50% of the companies who saw a sales increase used the software vs. only 20% overall and only 16% of those who didn't use the software.
The comparison of P(B|A) 80% to P(B|~A) 16% (those who saw a sales increase while using the software vs those who saw a sales increase without using the software) is even more compelling. We increase the likelihood of increasing sales by 5 times(!) by choosing to use the software.
If you can explain this to the CIO ,you will have a path to a shared understanding and it may be easier to find a way past this. Let's not forget, 80% of companies using the software see the benefit, while only 16% of companies that do not use the software are seeing the benefit.
Risk Adoption and Pricing Strategy
Being able to understand and explain the risk of getting the intended value is foundational to value-based pricing. There is an explicit or implicit risk discount built into the price that buyers are willing to pay, even when they believe the value propositions.

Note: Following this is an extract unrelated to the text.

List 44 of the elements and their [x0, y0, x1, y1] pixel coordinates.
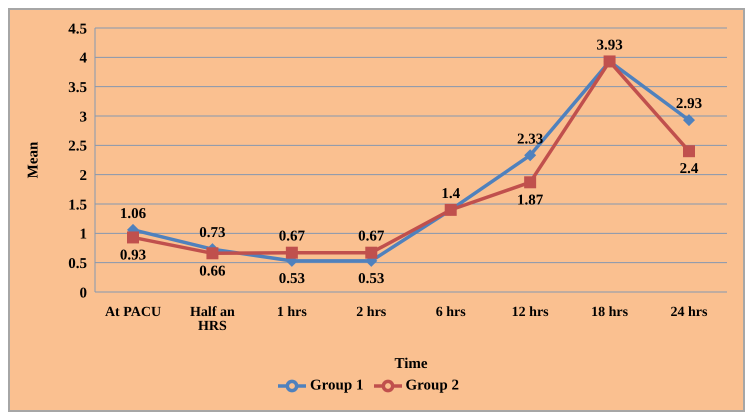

There are two ways to address this.
One can accept that this risk exists and that the customer bears the risk. Under this strategy, the goal is to get as explicit as possible about the reasons the customer will not get the intended value and the other ways they could get the value and then help the customer reduce the risk. This is often done by the people in customer success, who are frequently accountable for renewals, the assumption being that customers are more likely to renew if they are getting value.
The second approach is to shift the risk from the customer to the vendor. This is known as performance-based pricing. As the customer is no longer carrying the risk it does not need a risk discount and much higher prices can be achieved. This works when (i) the vendor is in a position to reduce the risk through its own actions or (ii) when predictive analytics can be used to clarify the risk and to manage it. Predicting risk will depend on who has access to the data and tools to measure predictive value.
So when you are developing your pricing ask the following questions.
What is the value risk?
How can the value risk be reduced?
Who is in the best position to predict this risk?
Who is willing to accept this risk?
The company that can best reduce the value risk or predict the risk should be the company that benefits. If this is the buyer, there is a risk discount. If it is the seller, there can be a performance premium.